Probablemente el vacío mayor en muchos lugares es cultural. Sin cajeros automáticos, con escuelas siempre al borde del cierre, con malas comunicaciones terrestres y en ocasiones digitales, ¿podría ser la cultura en vivo y en directo una alternativa real para fijar poblaciones? Indudablemente dar opciones en estas comarcas a que se conozca el teatro en las escuelas, en los clubes de jubilados con monitores especializados, la creación de circuitos con presupuestos solventes para profesores, contrataciones y dotaciones técnicas para ofrecer las obras en las mejores condiciones, podrían ser una vía para elevar la calidad de vida no contable en términos groseros de estas poblaciones.
De momento hay que señalar que la sede en Calaceite estaba en una antigua residencia de artistas, donde se juntaron pintores, literatos, durante varias décadas. Hoy está cerrada, el edifico majestuoso con diez habitaciones y salones espléndidos en venta. En el festival se logra funcionar con un voluntariado amplio, con cesión de casas particulares o edificios municipales, con colaboraciones en especies de múltiples empresarios u hoteles, con la rebaja del cachet de las compañías hasta los límites, y con una ayudas públicas que deberían ser mucho más amplias debido al efecto que tiene so be el territorio y sus pobladores.
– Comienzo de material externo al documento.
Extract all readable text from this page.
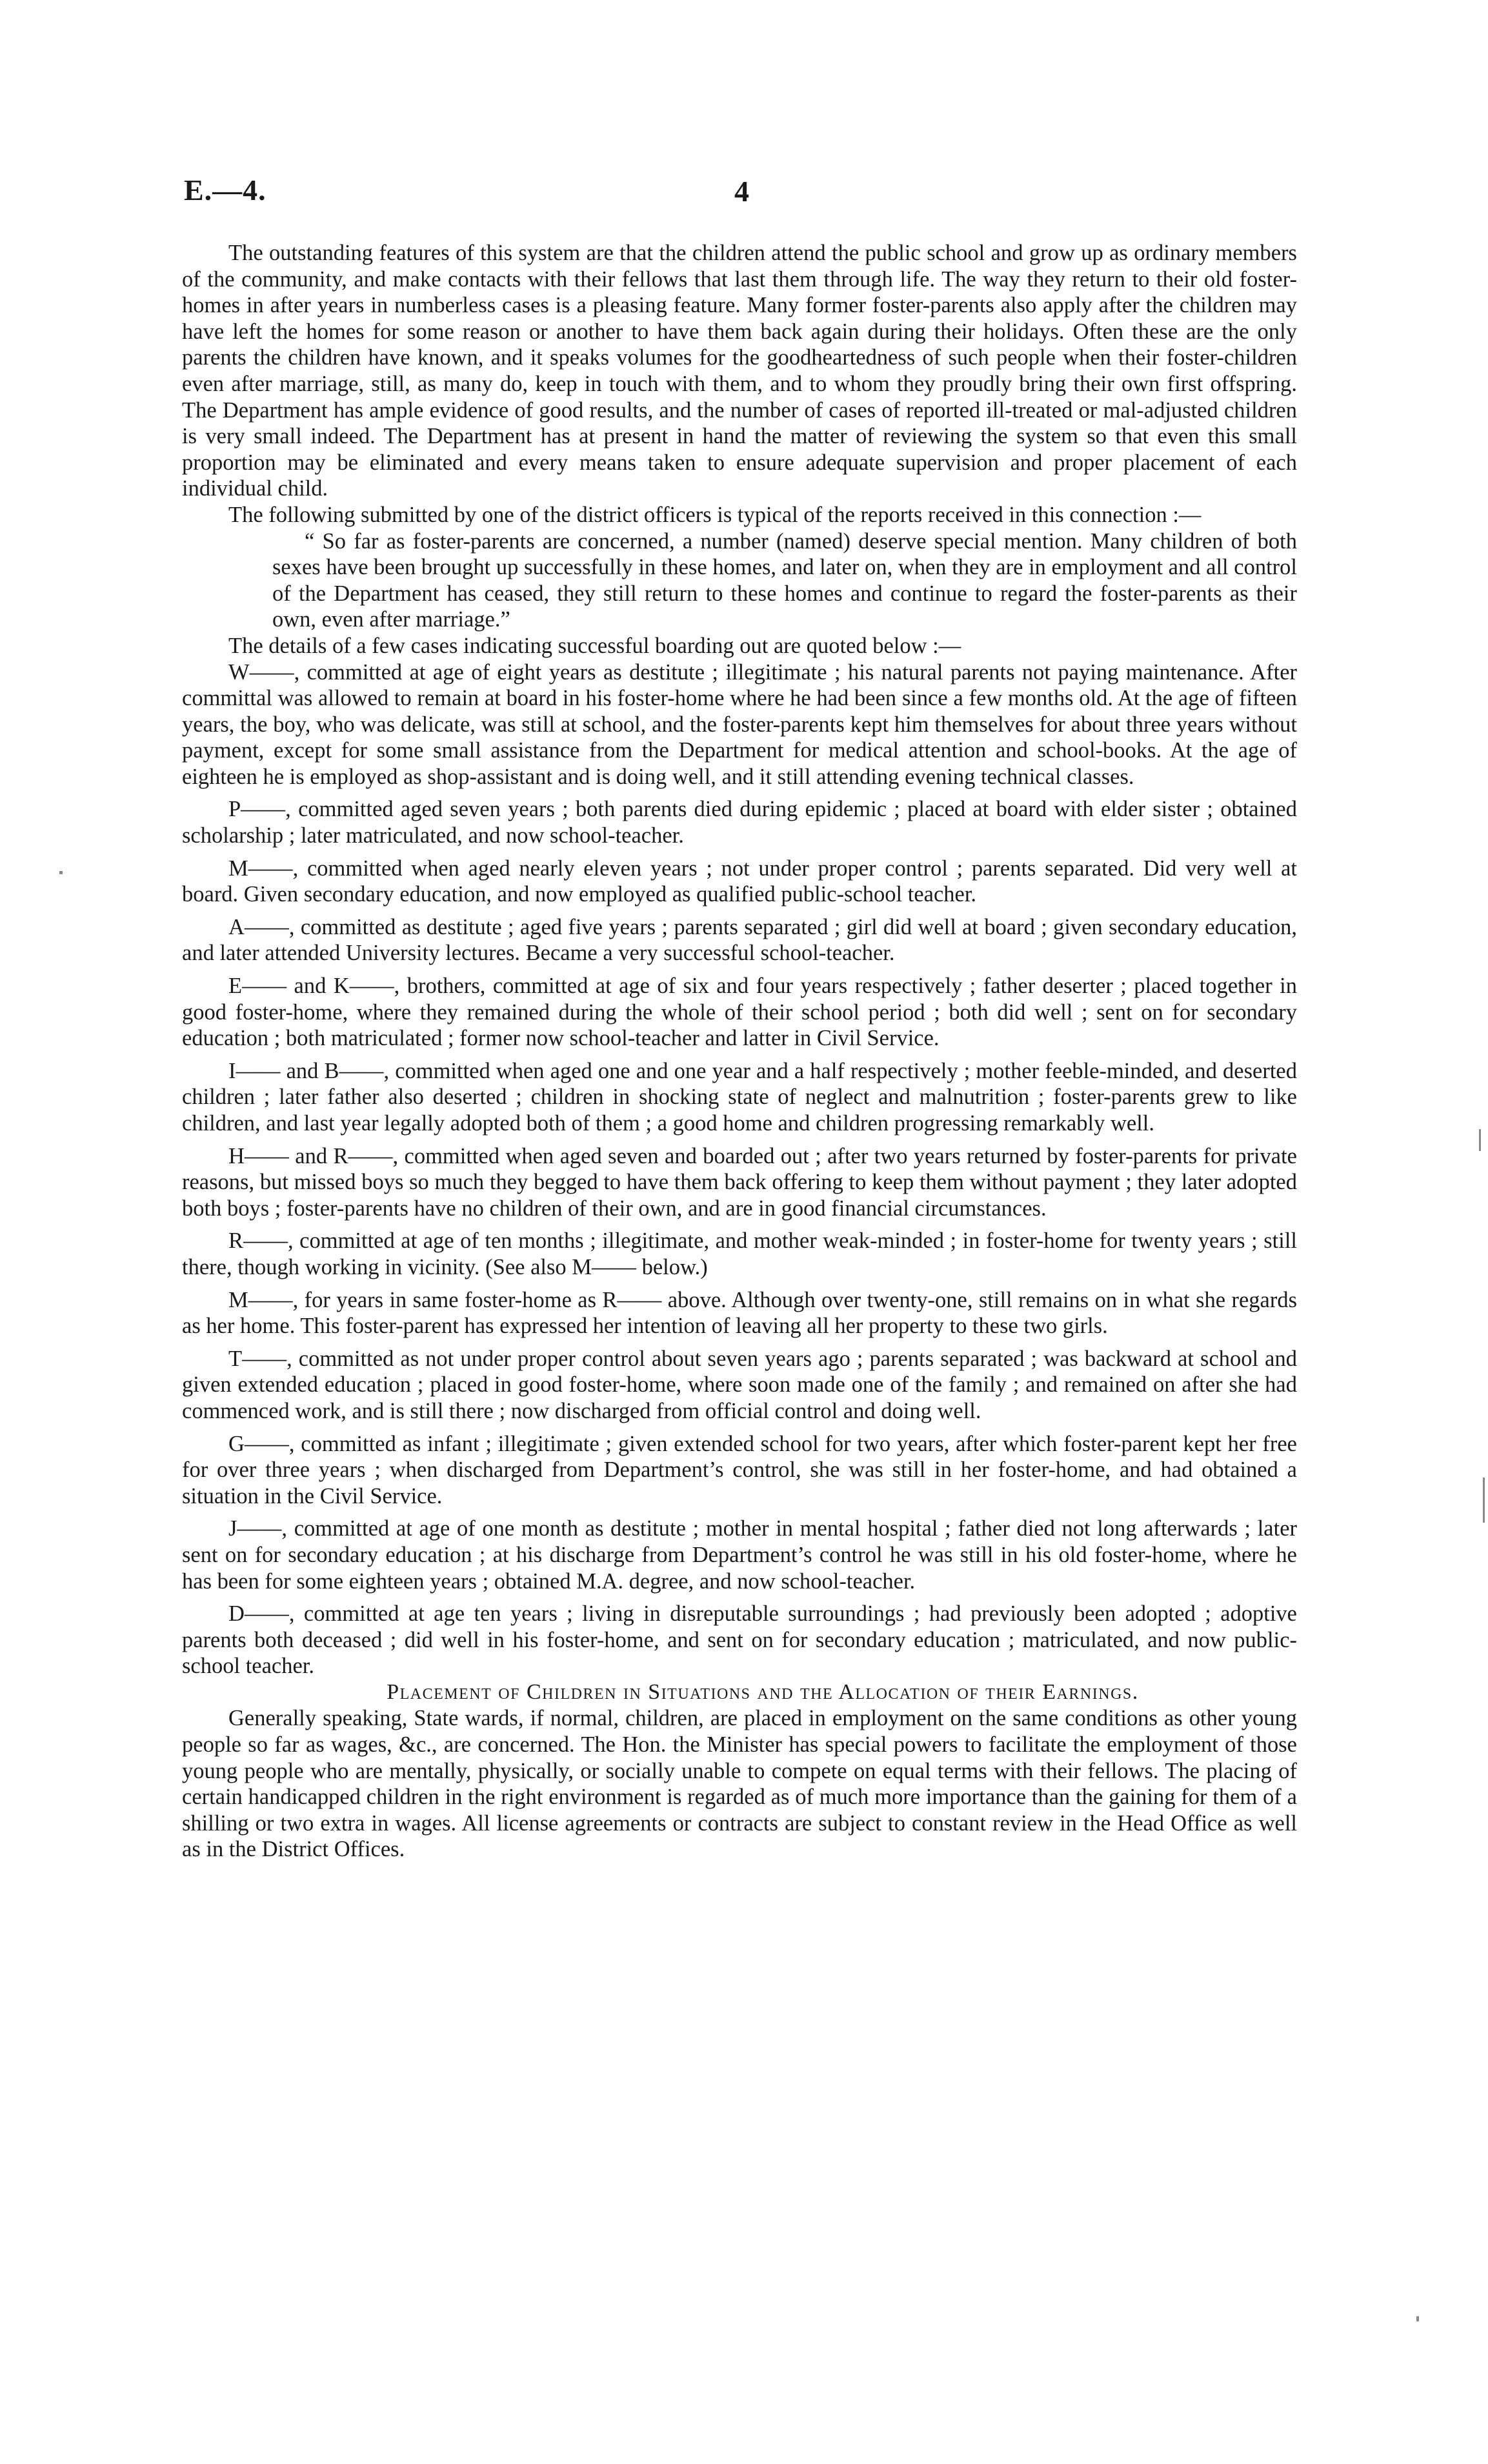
E.—4.	4

The outstanding features of this system are that the children attend the public school and grow up as ordinary members of the community, and make contacts with their fellows that last them through life. The way they return to their old foster-homes in after years in numberless cases is a pleasing feature. Many former foster-parents also apply after the children may have left the homes for some reason or another to have them back again during their holidays. Often these are the only parents the children have known, and it speaks volumes for the goodheartedness of such people when their foster-children even after marriage, still, as many do, keep in touch with them, and to whom they proudly bring their own first offspring. The Department has ample evidence of good results, and the number of cases of reported ill-treated or mal-adjusted children is very small indeed. The Department has at present in hand the matter of reviewing the system so that even this small proportion may be eliminated and every means taken to ensure adequate supervision and proper placement of each individual child.

The following submitted by one of the district officers is typical of the reports received in this connection :—

“ So far as foster-parents are concerned, a number (named) deserve special mention. Many children of both sexes have been brought up successfully in these homes, and later on, when they are in employment and all control of the Department has ceased, they still return to these homes and continue to regard the foster-parents as their own, even after marriage.”

The details of a few cases indicating successful boarding out are quoted below :—

W——, committed at age of eight years as destitute ; illegitimate ; his natural parents not paying maintenance. After committal was allowed to remain at board in his foster-home where he had been since a few months old. At the age of fifteen years, the boy, who was delicate, was still at school, and the foster-parents kept him themselves for about three years without payment, except for some small assistance from the Department for medical attention and school-books. At the age of eighteen he is employed as shop-assistant and is doing well, and it still attending evening technical classes.

P——, committed aged seven years ; both parents died during epidemic ; placed at board with elder sister ; obtained scholarship ; later matriculated, and now school-teacher.

M——, committed when aged nearly eleven years ; not under proper control ; parents separated. Did very well at board. Given secondary education, and now employed as qualified public-school teacher.

A——, committed as destitute ; aged five years ; parents separated ; girl did well at board ; given secondary education, and later attended University lectures. Became a very successful school-teacher.

E—— and K——, brothers, committed at age of six and four years respectively ; father deserter ; placed together in good foster-home, where they remained during the whole of their school period ; both did well ; sent on for secondary education ; both matriculated ; former now school-teacher and latter in Civil Service.

I—— and B——, committed when aged one and one year and a half respectively ; mother feeble-minded, and deserted children ; later father also deserted ; children in shocking state of neglect and malnutrition ; foster-parents grew to like children, and last year legally adopted both of them ; a good home and children progressing remarkably well.

H—— and R——, committed when aged seven and boarded out ; after two years returned by foster-parents for private reasons, but missed boys so much they begged to have them back offering to keep them without payment ; they later adopted both boys ; foster-parents have no children of their own, and are in good financial circumstances.

R——, committed at age of ten months ; illegitimate, and mother weak-minded ; in foster-home for twenty years ; still there, though working in vicinity. (See also M—— below.)

M——, for years in same foster-home as R—— above. Although over twenty-one, still remains on in what she regards as her home. This foster-parent has expressed her intention of leaving all her property to these two girls.

T——, committed as not under proper control about seven years ago ; parents separated ; was backward at school and given extended education ; placed in good foster-home, where soon made one of the family ; and remained on after she had commenced work, and is still there ; now discharged from official control and doing well.

G——, committed as infant ; illegitimate ; given extended school for two years, after which foster-parent kept her free for over three years ; when discharged from Department’s control, she was still in her foster-home, and had obtained a situation in the Civil Service.

J——, committed at age of one month as destitute ; mother in mental hospital ; father died not long afterwards ; later sent on for secondary education ; at his discharge from Department’s control he was still in his old foster-home, where he has been for some eighteen years ; obtained M.A. degree, and now school-teacher.

D——, committed at age ten years ; living in disreputable surroundings ; had previously been adopted ; adoptive parents both deceased ; did well in his foster-home, and sent on for secondary education ; matriculated, and now public-school teacher.

Placement of Children in Situations and the Allocation of their Earnings.

Generally speaking, State wards, if normal, children, are placed in employment on the same conditions as other young people so far as wages, &c., are concerned. The Hon. the Minister has special powers to facilitate the employment of those young people who are mentally, physically, or socially unable to compete on equal terms with their fellows. The placing of certain handicapped children in the right environment is regarded as of much more importance than the gaining for them of a shilling or two extra in wages. All license agreements or contracts are subject to constant review in the Head Office as well as in the District Offices.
El director del festival Jacobo Julio Roger inauguró esta edición luciendo una camiseta de fondo negro con el arco iris con una leyenda polisémica: Orgullo Rural.
Como pensamiento basal, quisiera recordarles que una espectadora en Calaceite o en cualquier otra localidad de cualquier pueblo, que paga un módico precio para presenciar una propuesta de danza contemporánea o un delirante espectáculo de alto contenido político vale exactamente igual que la que ocupa una butaca súper cara en un teatro capitalino para ver un musical. Y que el hecho teatral funciona de la misma manera en plenitud de todos sus valores de convivencia, por lo que actuar en estos lugares debería ser una gozada íntima y una recarga de prestigio para las compañías y artistas.